Never mind the baseless hysteria that often surrounds vaccines. As tools for public health, they are arguably the most effective. However, finding a vaccine for a disease like Malaria is proving quite troublesome indeed. Specifically because Malaria is caused not by bacteria but by a protozoan parasite. Protozoa are more complex organisms than bacteria or viruses with more complex structure and life cycles. Essentially, to develop an effective, universal vaccine for a parasite, a vaccine for each individual stage of the parasite’s life cycle would have to first be developed. At this point in time this has never been achieved.

Parasites, like bacteria, show a remarkable ability to develop resistance to vaccines, too. This is what seems to hampering the efforts of Bill Gates’ and GSK’s proposed vaccine. According to the New England Journal of Medicine, despite the RTS,S having an initial rate of protection peaking at 53%, after an average of merely eight months the level of protection had declined at an alarming rate. Sometimes as far as zero.

There is hope though.

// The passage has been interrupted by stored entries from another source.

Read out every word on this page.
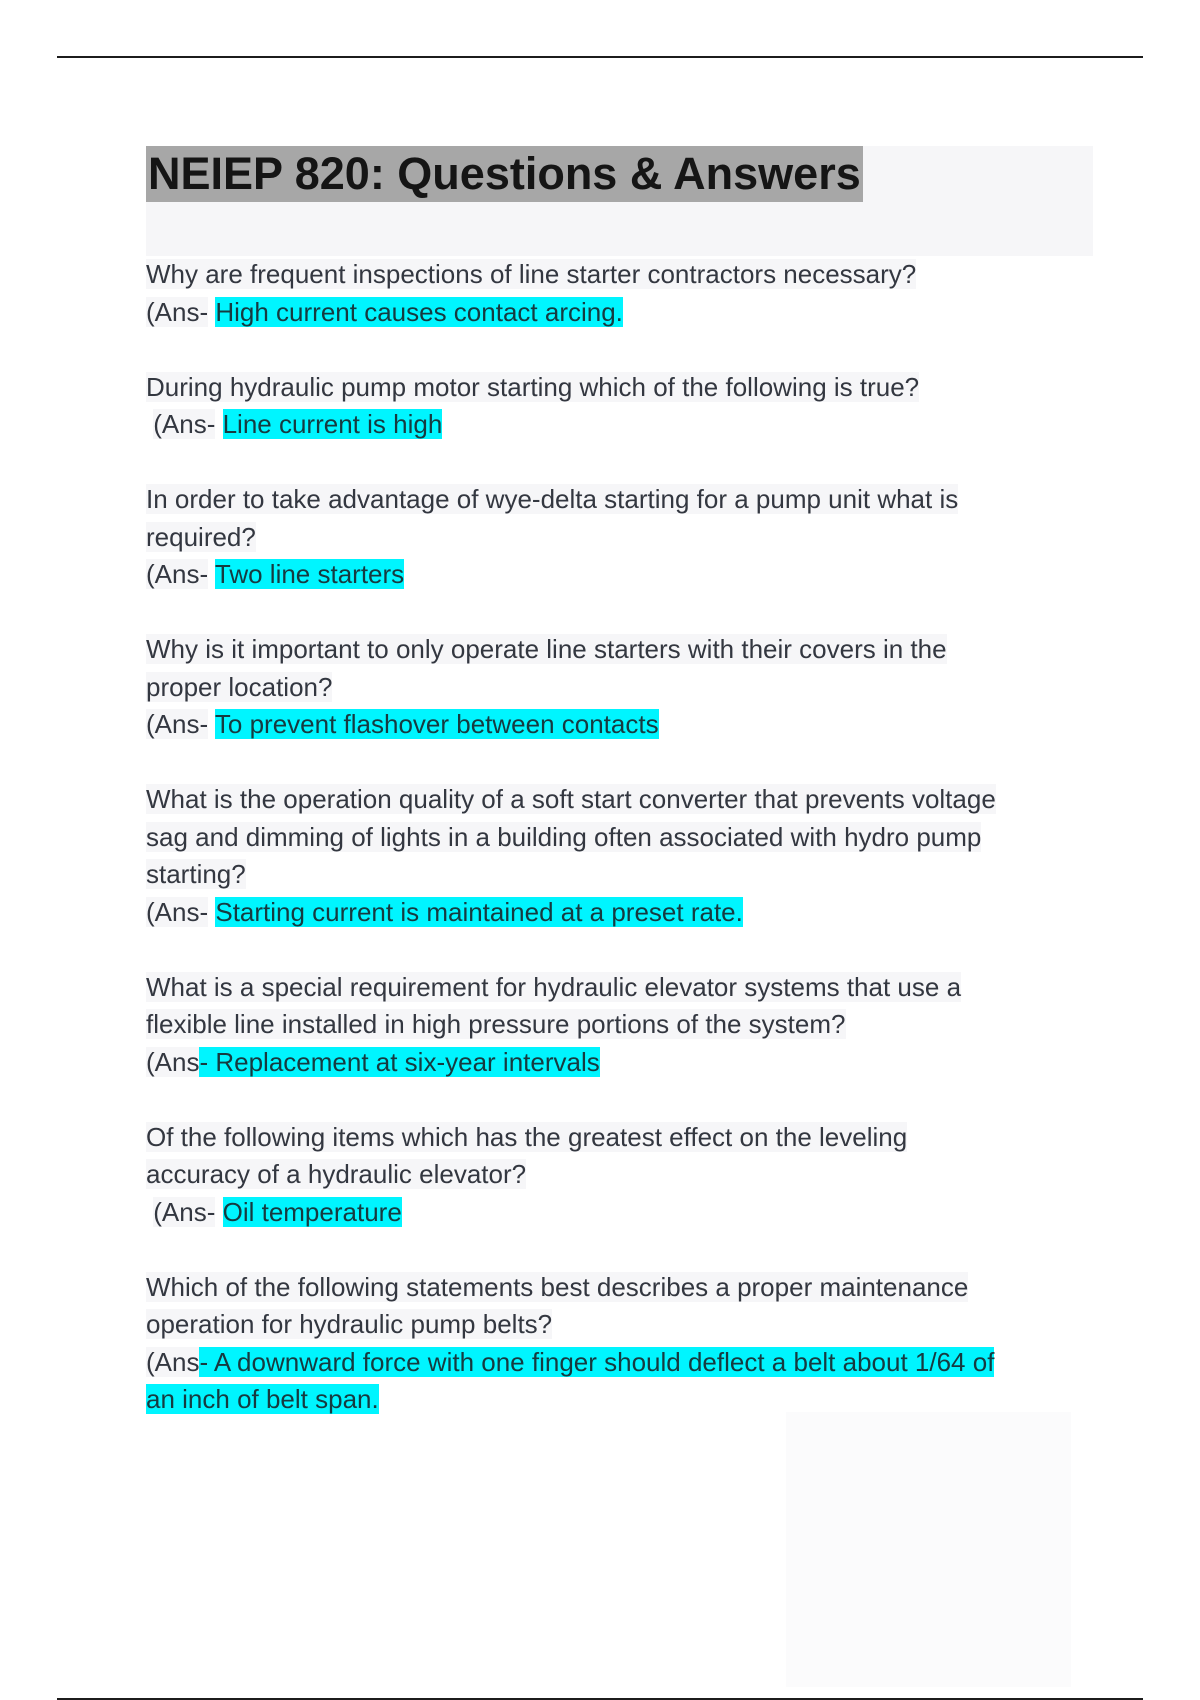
NEIEP 820: Questions & Answers
Why are frequent inspections of line starter contractors necessary?
(Ans- High current causes contact arcing.
During hydraulic pump motor starting which of the following is true?
(Ans- Line current is high
In order to take advantage of wye-delta starting for a pump unit what is
required?
(Ans- Two line starters
Why is it important to only operate line starters with their covers in the
proper location?
(Ans- To prevent flashover between contacts
What is the operation quality of a soft start converter that prevents voltage
sag and dimming of lights in a building often associated with hydro pump
starting?
(Ans- Starting current is maintained at a preset rate.
What is a special requirement for hydraulic elevator systems that use a
flexible line installed in high pressure portions of the system?
(Ans- Replacement at six-year intervals
Of the following items which has the greatest effect on the leveling
accuracy of a hydraulic elevator?
(Ans- Oil temperature
Which of the following statements best describes a proper maintenance
operation for hydraulic pump belts?
(Ans- A downward force with one finger should deflect a belt about 1/64 of
an inch of belt span.
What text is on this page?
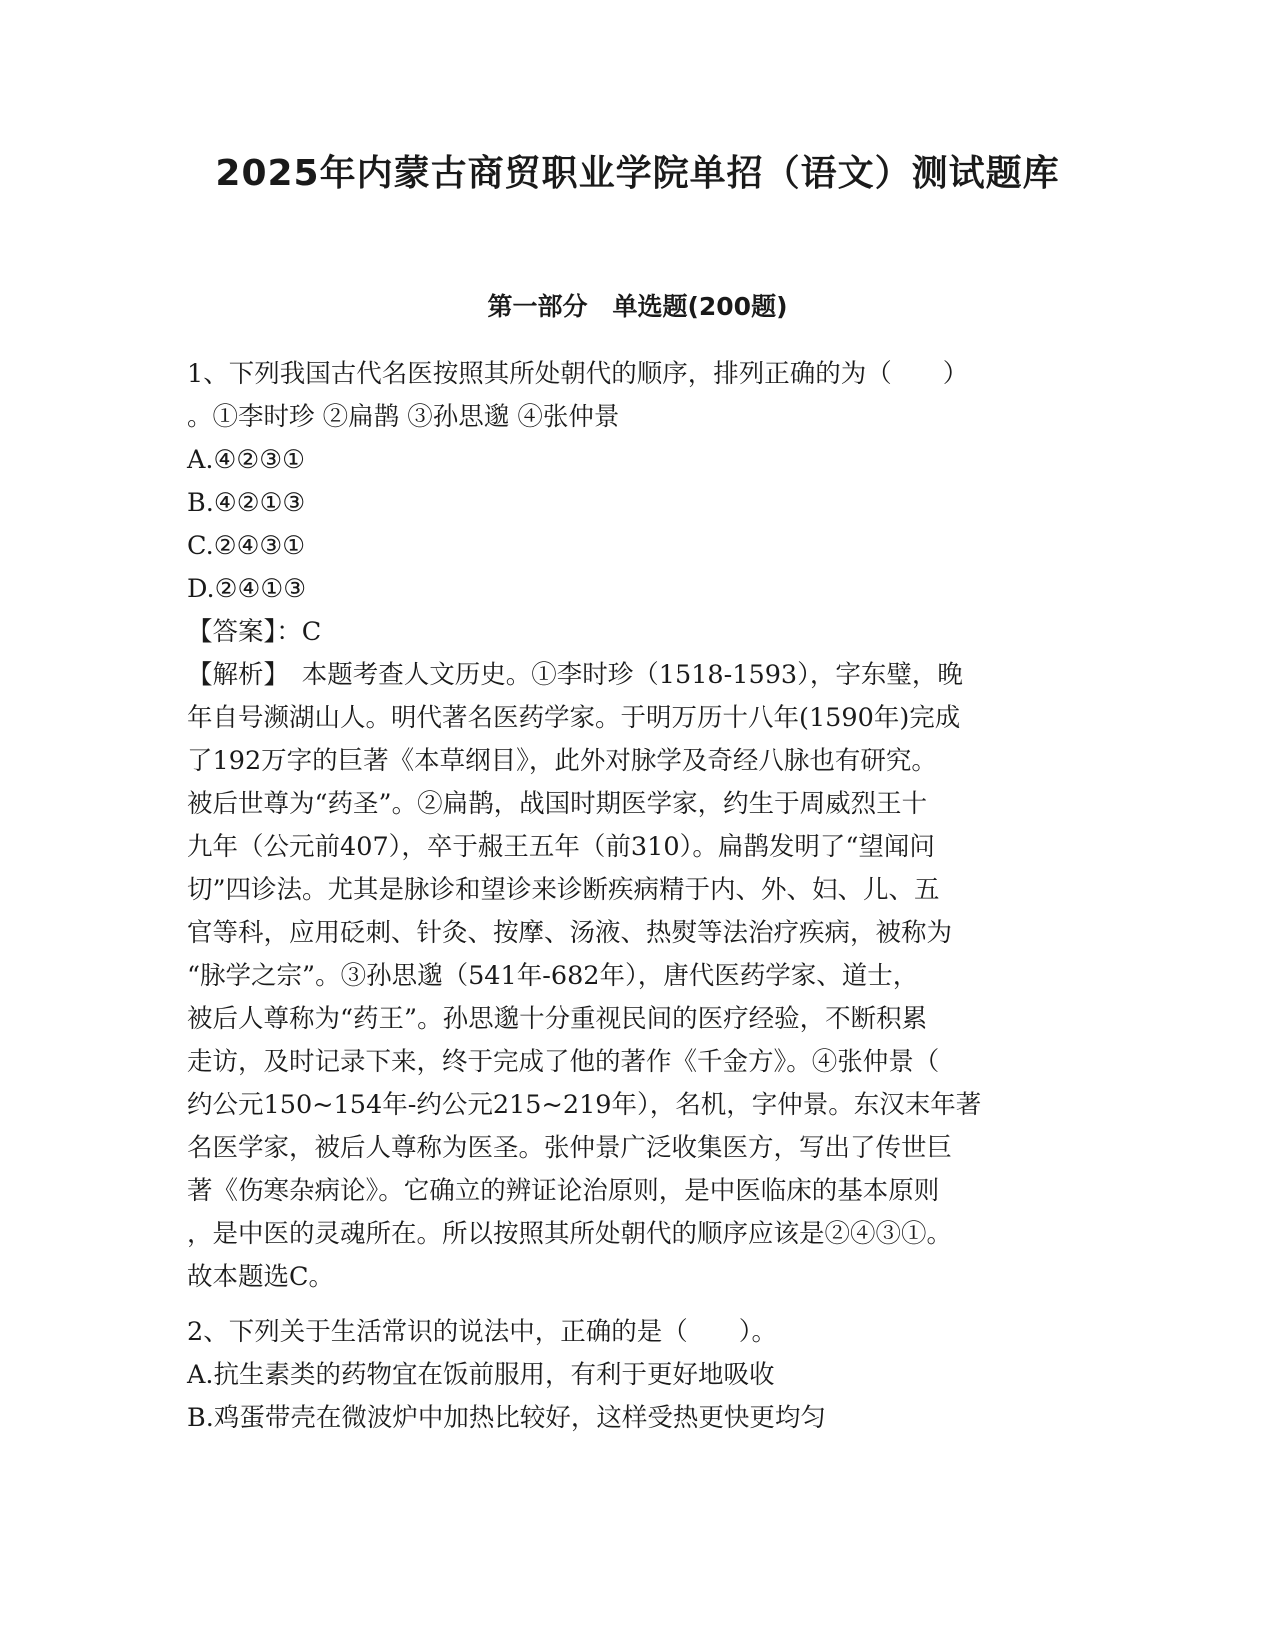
2025年内蒙古商贸职业学院单招（语文）测试题库
第一部分　单选题(200题)

1、下列我国古代名医按照其所处朝代的顺序，排列正确的为（　　）

。①李时珍 ②扁鹊 ③孙思邈 ④张仲景

A.④②③①

B.④②①③

C.②④③①

D.②④①③

【答案】：C

【解析】　本题考查人文历史。①李时珍（1518-1593），字东璧，晚

年自号濒湖山人。明代著名医药学家。于明万历十八年(1590年)完成

了192万字的巨著《本草纲目》，此外对脉学及奇经八脉也有研究。

被后世尊为“药圣”。②扁鹊，战国时期医学家，约生于周威烈王十

九年（公元前407），卒于赧王五年（前310）。扁鹊发明了“望闻问

切”四诊法。尤其是脉诊和望诊来诊断疾病精于内、外、妇、儿、五

官等科，应用砭刺、针灸、按摩、汤液、热熨等法治疗疾病，被称为

“脉学之宗”。③孙思邈（541年-682年），唐代医药学家、道士，

被后人尊称为“药王”。孙思邈十分重视民间的医疗经验，不断积累

走访，及时记录下来，终于完成了他的著作《千金方》。④张仲景（

约公元150~154年-约公元215~219年），名机，字仲景。东汉末年著

名医学家，被后人尊称为医圣。张仲景广泛收集医方，写出了传世巨

著《伤寒杂病论》。它确立的辨证论治原则，是中医临床的基本原则

，是中医的灵魂所在。所以按照其所处朝代的顺序应该是②④③①。

故本题选C。

2、下列关于生活常识的说法中，正确的是（　　）。

A.抗生素类的药物宜在饭前服用，有利于更好地吸收

B.鸡蛋带壳在微波炉中加热比较好，这样受热更快更均匀
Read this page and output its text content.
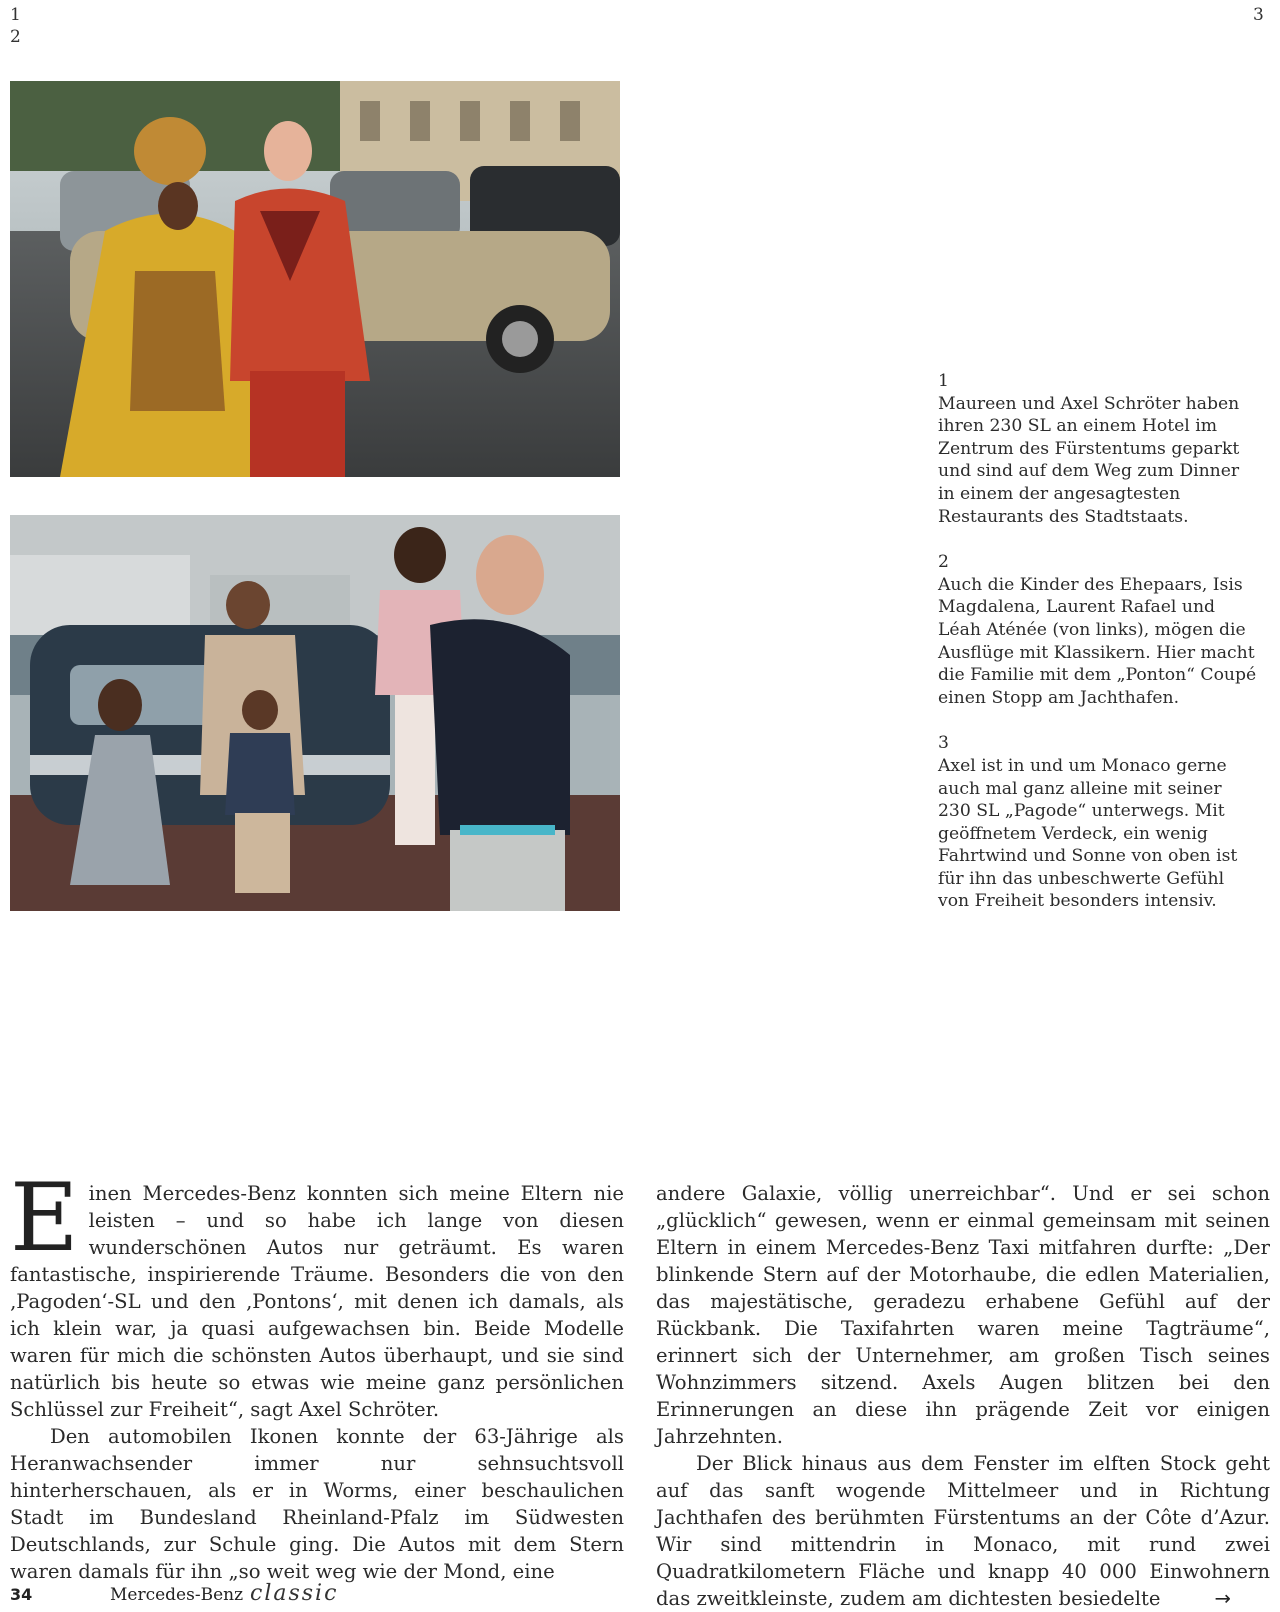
1
2
3
1
Maureen und Axel Schröter haben ihren 230 SL an einem Hotel im Zentrum des Fürstentums geparkt und sind auf dem Weg zum Dinner in einem der angesagtesten Restaurants des Stadtstaats.
2
Auch die Kinder des Ehepaars, Isis Magdalena, Laurent Rafael und Léah Aténée (von links), mögen die Ausflüge mit Klassikern. Hier macht die Familie mit dem „Ponton“ Coupé einen Stopp am Jachthafen.
3
Axel ist in und um Monaco gerne auch mal ganz alleine mit seiner 230 SL „Pagode“ unterwegs. Mit geöffnetem Verdeck, ein wenig Fahrtwind und Sonne von oben ist für ihn das unbeschwerte Gefühl von Freiheit besonders intensiv.

Einen Mercedes-Benz konnten sich meine Eltern nie leisten – und so habe ich lange von diesen wunderschönen Autos nur geträumt. Es waren fantastische, inspirierende Träume. Besonders die von den ‚Pagoden‘-SL und den ‚Pontons‘, mit denen ich damals, als ich klein war, ja quasi aufgewachsen bin. Beide Modelle waren für mich die schönsten Autos überhaupt, und sie sind natürlich bis heute so etwas wie meine ganz persönlichen Schlüssel zur Freiheit“, sagt Axel Schröter.

Den automobilen Ikonen konnte der 63-Jährige als Heranwachsender immer nur sehnsuchtsvoll hinterherschauen, als er in Worms, einer beschaulichen Stadt im Bundesland Rheinland-Pfalz im Südwesten Deutschlands, zur Schule ging. Die Autos mit dem Stern waren damals für ihn „so weit weg wie der Mond, eine

andere Galaxie, völlig unerreichbar“. Und er sei schon „glücklich“ gewesen, wenn er einmal gemeinsam mit seinen Eltern in einem Mercedes-Benz Taxi mitfahren durfte: „Der blinkende Stern auf der Motorhaube, die edlen Materialien, das majestätische, geradezu erhabene Gefühl auf der Rückbank. Die Taxifahrten waren meine Tagträume“, erinnert sich der Unternehmer, am großen Tisch seines Wohnzimmers sitzend. Axels Augen blitzen bei den Erinnerungen an diese ihn prägende Zeit vor einigen Jahrzehnten.

Der Blick hinaus aus dem Fenster im elften Stock geht auf das sanft wogende Mittelmeer und in Richtung Jachthafen des berühmten Fürstentums an der Côte d’Azur. Wir sind mittendrin in Monaco, mit rund zwei Quadratkilometern Fläche und knapp 40 000 Einwohnern das zweitkleinste, zudem am dichtesten besiedelte	→

34	Mercedes-Benz classic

According to a GSK spokesperson,because the results were derived from a small, mid-stage trial, they did not “provide definitive answers about the duration of protection or how the vaccine candidate works in different malaria transmission settings.” Also, despite waning efficacy, the vaccine did show some clear benefits to a sizable portion of children tested.

Phillip Bejon, a researcher at the KEMRI-Wellcome Trust programme stated, “Many of the children (in Africa) will experience multiple episodes of clinical malaria infection, but overall we found that 65 cases of malaria were averted over the four-year period for every 100 children vaccinated. We now need to look at whether offering a vaccine booster can sustain efficacy for longer.”